In fact, consider doing what Yelp did and make sure you have some locally-focused small talk in your script.
7. Make sure your script has these essential elements
- What you will say if the person who picks up the phone is not actually the owner/decisionmaker. Some key things you’ll want to find out include:
- The name of the owner / decisionmaker
- When is typically the best time to reach them
- Whether there’s a mobile or other number that might be better for reaching them
- What their correct e-mail address is
- What you will say if you don’t reach a human but need to leave a voicemail
8. If you do get the decisionmaker on the phone and they have time to hear your pitch, be prepared to give them all the info they need to make a decision.
Due to their busy schedules, you may not have a chance to get them back on the phone again. So be prepared by having an easy way to show them a demo of your product during that first call. Want to go further? Here’s how to hack this:
- Create a secret URL with a landing apge that’s customized for that company. For example, if you are pitching to Denise’s Coffeehouse in Memphis, Tennessee you could set up a secret url just for them.
- After the call, include the URL in the follow-up email you will send.
- Then, set up an ad retargeting campaign that will appear to anyone who has visited that specific web page and make it highly customized for Denise’s Coffeehouse. Imagine if you could retarget them with an ad that said, “Find out more about how Our SaaS helps other coffeeshops in Memphis triple sales” while pointing this to a downloadable case study of how XYZ SaaS helped a similar business to do just that.
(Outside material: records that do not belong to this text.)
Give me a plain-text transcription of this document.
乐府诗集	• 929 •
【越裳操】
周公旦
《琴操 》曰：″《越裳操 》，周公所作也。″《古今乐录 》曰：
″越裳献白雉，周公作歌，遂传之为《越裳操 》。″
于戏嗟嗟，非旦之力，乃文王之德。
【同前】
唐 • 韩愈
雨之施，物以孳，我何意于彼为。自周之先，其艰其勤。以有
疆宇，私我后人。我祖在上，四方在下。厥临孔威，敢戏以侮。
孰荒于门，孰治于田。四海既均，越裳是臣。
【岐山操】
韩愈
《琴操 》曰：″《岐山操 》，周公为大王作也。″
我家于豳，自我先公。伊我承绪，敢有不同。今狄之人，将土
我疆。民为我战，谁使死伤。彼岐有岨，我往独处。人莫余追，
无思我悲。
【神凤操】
9. …But also be prepared for the case where the decision maker’s not very tech-savvy.
Chris Snell says it best:
This one really threw me for a loop; please understand that this is not at all a dig at the SMB market, but rather a word of caution to sales reps that sell into SMB’s. There has been many a business owner that my team has spoken with that does not have an understanding of simple technology. I almost fell off of my chair one day, when I heard one of my reps say to a business owner, “nope…you don’t need to spell out ‘backslash’, you can just use the backslash key.” Oh, there’s also the time one of my reps had to explain to a prospect that he could just type my company’s web address into the address bar instead of going to Google to search for it first, then click on it. “How else would I get there!?” he said, completely astounded. I’ve had my own experiences, too, like the time I had to teach an owner where the address bar was on a web browser. The stories are funny, and they’re not meant to be mean at all. One of the differences between calling SMB’s and Enterprise-sized organizations is that your reps need to be prepared to speak with folks that may not be as computer savvy. They may need to do some teaching at a basic level, and if you lose your patience with them, you’re going to lose their business, too.
10. Always follow-up
You may not reach the decisionmaker or owner on day one. Or they may tell you that they need more time to make a decision. For that reason, your first outreach should be just the start of an entire sequence of follow-ups.
Here’s one potential cadence, courtesy of Inside Sales:
And here’s Velocify’s take on why that matters:
Whether you’re selling to Starbucks to the smallest mom-and-pop coffee stall, you’ll soon find that sales is a marathon, not a sprint. But if you use the tips here, set aggressive goals and design a process for measuring your performance against them, you’ll succeed.